The real estate magnate and founder of Bodegas Tradición, Joaquín Rivero has died aged 72 in hospital in Jerez. Jerezano by birth and entrepreneur by nature, he started his career in the family business but soon founded his own, making construction materials. In the early 1980s he moved into real estate on an international scale and soon became a multi-millionaire.  This wealth allowed him to indulge his two passions of Sherry and art.

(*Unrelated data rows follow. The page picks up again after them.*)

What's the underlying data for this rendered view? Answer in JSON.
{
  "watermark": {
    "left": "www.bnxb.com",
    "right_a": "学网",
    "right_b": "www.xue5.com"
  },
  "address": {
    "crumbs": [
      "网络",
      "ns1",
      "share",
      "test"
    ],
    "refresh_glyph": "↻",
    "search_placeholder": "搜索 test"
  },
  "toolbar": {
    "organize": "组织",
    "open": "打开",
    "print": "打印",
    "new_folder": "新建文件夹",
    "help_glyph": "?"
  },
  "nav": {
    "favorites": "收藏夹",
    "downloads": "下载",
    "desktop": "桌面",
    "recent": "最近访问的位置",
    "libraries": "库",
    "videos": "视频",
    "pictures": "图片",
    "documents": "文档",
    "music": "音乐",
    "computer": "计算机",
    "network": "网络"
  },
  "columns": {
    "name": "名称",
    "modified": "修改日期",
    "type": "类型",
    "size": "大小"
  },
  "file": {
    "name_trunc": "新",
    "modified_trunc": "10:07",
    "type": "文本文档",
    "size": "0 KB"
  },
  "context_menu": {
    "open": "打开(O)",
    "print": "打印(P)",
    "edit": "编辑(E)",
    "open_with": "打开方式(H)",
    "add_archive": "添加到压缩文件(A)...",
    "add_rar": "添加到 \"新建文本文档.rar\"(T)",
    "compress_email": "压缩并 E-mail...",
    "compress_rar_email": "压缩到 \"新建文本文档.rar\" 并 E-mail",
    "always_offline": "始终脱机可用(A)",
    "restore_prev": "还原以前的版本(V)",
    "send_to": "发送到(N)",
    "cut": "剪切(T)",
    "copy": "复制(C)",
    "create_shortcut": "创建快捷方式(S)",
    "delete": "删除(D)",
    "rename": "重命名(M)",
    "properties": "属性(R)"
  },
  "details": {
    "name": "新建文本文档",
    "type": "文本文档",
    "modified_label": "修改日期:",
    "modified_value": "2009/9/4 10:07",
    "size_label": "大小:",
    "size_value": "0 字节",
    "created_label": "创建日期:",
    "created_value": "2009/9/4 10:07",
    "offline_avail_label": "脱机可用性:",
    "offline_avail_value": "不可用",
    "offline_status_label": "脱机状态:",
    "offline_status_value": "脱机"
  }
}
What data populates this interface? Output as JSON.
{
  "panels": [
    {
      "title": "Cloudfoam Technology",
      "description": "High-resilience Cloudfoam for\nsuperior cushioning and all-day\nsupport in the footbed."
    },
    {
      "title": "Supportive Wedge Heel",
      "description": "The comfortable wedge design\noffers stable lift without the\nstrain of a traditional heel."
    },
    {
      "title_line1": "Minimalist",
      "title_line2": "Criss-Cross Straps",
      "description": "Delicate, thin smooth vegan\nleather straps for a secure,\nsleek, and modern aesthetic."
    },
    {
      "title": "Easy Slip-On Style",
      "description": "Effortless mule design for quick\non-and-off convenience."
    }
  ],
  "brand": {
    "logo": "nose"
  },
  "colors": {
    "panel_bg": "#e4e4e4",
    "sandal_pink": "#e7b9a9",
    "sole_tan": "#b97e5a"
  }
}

Rivero was a descendant of the famous old bodega family JM Rivero, and in the 1990s he bought an old bodega in the Plaza Cordobeses and had it renovated. He bought old soleras and some Añadas and established a Fino solera, quickly earning a reputation for quality. He also built the most impressive collection of Spanish art in Andalucía, amounting to some 300 works from between the XV and XIX centuries, and a selection of this is on display at the bodega. He was recently selected for the Premio Ciudad de Jerez 2016 in recognition of his achievements.

2016 is the second smallest harvest in the last decade with a fraction over 57 million kilos, 26% down on last year. Only 2012 was smaller with only 47 million kilos thanks to extensive drought. Yields this year have varied widely in the different areas with Jerez producing a little over 40 million kilos (70% of the total crop, but 19% down on last year), while Sanlúcar was 40% down and Trebujena nearly 50% down. Chipiona was down 34%, El Puerto nearly 50%, Rota 30%.




It all goes to show that while we have improved husbandry and winemaking dramatically, we are still at the mercy of the weather. An estimated 7% of the losses are attributable to the mildew outbreak which resulted from heavy rain (200 litres/square metre in some places!), especially in coastal vineyards. The main cause however, has been the almost endless Levante wind which takes moisture from the grapes. The poor growers who sell grapes to the bodegas are paid by weight, and have suffered financial losses. Also, Sherry grapes are ridiculously cheap at about 0.35 €/kilo. At least the quality is good.

Saturday, 17 September 2016

17.9.16 Impressive Sales Growth of Wines From Cádiz

Exports of wine from Andalucía are growing healthily with wine from Cádiz leading the way. The first 6 months of 2016 show a total increase on the same period last year of 21%, and wine from Cádiz – Sherry and the Vinos de la Tierra de Cádiz - represent over 70% of this. Wines from the province have increased sales to 37.2 million euros or 12.4%. This is mainly the result of favourable conditions in export markets led by the UK with 26.6% of sales (up 35%), the USA 15% of sales (up 34.8%) and the Low Countries with 12% of sales. Sales to Russia have grown dramatically to 4.7 million euros which represents a growth of 950%! Japan remains a small market (in 11th place) but grew at 133% and great efforts are being made to promote the wines there.